I don’t know either, and frankly I don’t care, because my mind is just stuck on the fact that she got me this. She thought of me. Of what I’d want and what I’d need, and then she went and had it made for me because of course she did, and how the hell am I supposed to fall out of love with her if she keeps being this thoughtful?

“Brad?” she whispers.

“I…need you to stop,” I grit out.

She flinches. “Okay. Sorry, I—”

God, she looks like a wounded puppy, and she doesn’t understand. “I know you wanted to end it, but I can’t just…suddenly change how I feel about you,” I blurt out. “I’m trying. All right? Friends first. I promise. But I can’t have you doing things like this or it’s not going to work, so I need you to stop.”
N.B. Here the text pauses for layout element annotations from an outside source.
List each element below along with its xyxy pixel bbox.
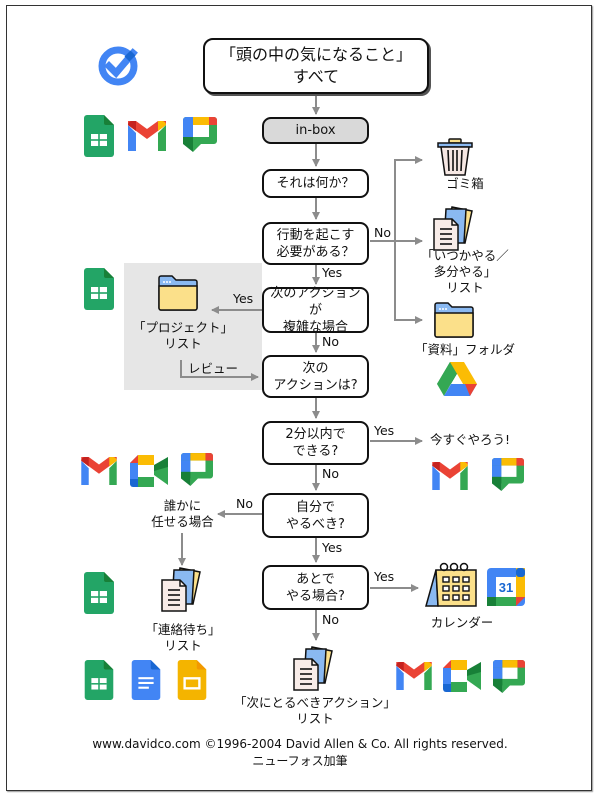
google-chat-icon — [181, 453, 213, 486]
do-now-label: 今すぐやろう! — [429, 432, 510, 447]
edge-label-later-yes: Yes — [374, 569, 395, 584]
edge-label-self-yes: Yes — [322, 540, 343, 555]
google-chat-icon — [492, 458, 524, 491]
edge-label-later-no: No — [322, 612, 339, 627]
document-stack-icon — [433, 206, 473, 251]
document-stack-icon — [161, 567, 201, 612]
google-meet-icon — [443, 660, 481, 692]
projects-label: 「プロジェクト」 リスト — [132, 320, 233, 351]
gmail-icon — [396, 662, 432, 690]
document-stack-icon — [293, 646, 333, 691]
google-chat-icon — [183, 117, 217, 152]
calendar-label: カレンダー — [430, 615, 494, 630]
google-calendar-icon: 31 — [487, 568, 525, 606]
next-action-node: 次の アクションは? — [262, 355, 369, 398]
edge-label-actionable-no: No — [374, 225, 391, 240]
edge-label-self-no: No — [236, 496, 253, 511]
inbox-node: in-box — [262, 117, 369, 144]
folder-icon — [434, 302, 474, 338]
actionable-node: 行動を起こす 必要がある？ — [262, 222, 369, 265]
waiting-label: 「連絡待ち」 リスト — [145, 622, 221, 653]
two-minutes-node: 2分以内で できる? — [262, 421, 369, 465]
google-meet-icon — [130, 455, 168, 487]
gmail-icon — [128, 121, 166, 151]
gmail-icon — [432, 462, 468, 490]
calendar-day: 31 — [499, 580, 513, 595]
gmail-icon — [81, 457, 117, 485]
trash-can-icon — [437, 138, 473, 176]
google-chat-icon — [493, 660, 525, 693]
do-yourself-node: 自分で やるべき? — [262, 493, 369, 538]
what-is-it-node: それは何か？ — [262, 169, 369, 198]
image-frame — [6, 5, 592, 791]
edge-label-multi-no: No — [322, 334, 339, 349]
google-drive-icon — [437, 362, 477, 396]
arrow-review — [180, 360, 259, 381]
edge-label-twomin-no: No — [322, 466, 339, 481]
edge-label-review: レビュー — [188, 361, 239, 376]
next-actions-label: 「次にとるべきアクション」 リスト — [234, 695, 396, 726]
reference-label: 「資料」フォルダ — [414, 342, 515, 357]
edge-label-twomin-yes: Yes — [374, 423, 395, 438]
trash-label: ゴミ箱 — [446, 176, 484, 191]
edge-label-multi-yes: Yes — [233, 291, 254, 306]
google-docs-icon — [131, 660, 161, 700]
later-node: あとで やる場合? — [262, 565, 369, 610]
paper-calendar-icon — [425, 562, 477, 607]
someday-label: 「いつかやる／ 多分やる」 リスト — [421, 248, 509, 295]
google-tasks-icon — [98, 46, 138, 86]
folder-icon — [158, 275, 198, 311]
title-node: 「頭の中の気になること」 すべて — [203, 38, 429, 94]
multi-step-node: 次のアクションが 複雑な場合 — [262, 286, 369, 335]
edge-label-actionable-yes: Yes — [322, 265, 343, 280]
google-sheets-icon — [84, 660, 114, 700]
copyright-text: www.davidco.com ©1996-2004 David Allen &… — [92, 737, 508, 751]
google-slides-icon — [177, 660, 207, 700]
credit-text: ニューフォス加筆 — [252, 754, 348, 768]
arrow-actionable-reference — [394, 241, 423, 324]
google-sheets-icon — [84, 268, 114, 310]
delegate-label: 誰かに 任せる場合 — [151, 498, 214, 529]
google-sheets-icon — [84, 572, 114, 614]
google-sheets-icon — [84, 115, 114, 157]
The breath rushes out of her like a crashing waterfall. “But, Brad, I don’t want you to…I shouldn’t have said…” She inhales through her nose and shakes her head. “God, this is so awkward—”

“Yeah, you’re telling me.”

She purses her pink pillowy lips, then lets them part, and words flood out. “I’m sorry I pushed you away when you didn’t deserve it. I didn’t even mean it. I lied. I didn’t want to end things. I thought you did, which was probably paranoia because I was worried you’d notice how much I wanted to be with you, for real, and I should’ve just agreed when you asked me the first time, only I couldn’t because I was so scared you would…we would…that it wouldn’t last,” she finishes, the words sputtering out like sparks from a malfunctioning machine.

My heart sags into a pile of disbelief and relief. Disrelief. “Celine.”

“I’m sorry!”

“Are you serious?”

“I’m sorry!”

“I FELL OFF A CLIFF!”

She winces. “It was a hill. And that wasn’t technically my—”

“CELINE!”

“Okay, yes, sorry!”

God, I love her. “You…you…” I think I feel another headache coming on. “Do you think you’re the only one who’s scared of things?”

“No,” she murmurs, eyes lowered. “No.”

“I don’t want us to break up either! I don’t want you to go to Cambridge and tutor some hot millionaire who rows and has amazing lats and fall in love with him and come home for Christmas and tell me it’s just not gonna work but we can still be friends and then marry him and travel the world together saving people from capitalism!”

Celine is now staring at me, wide-eyed. “Um. Have you thought about this a lot?”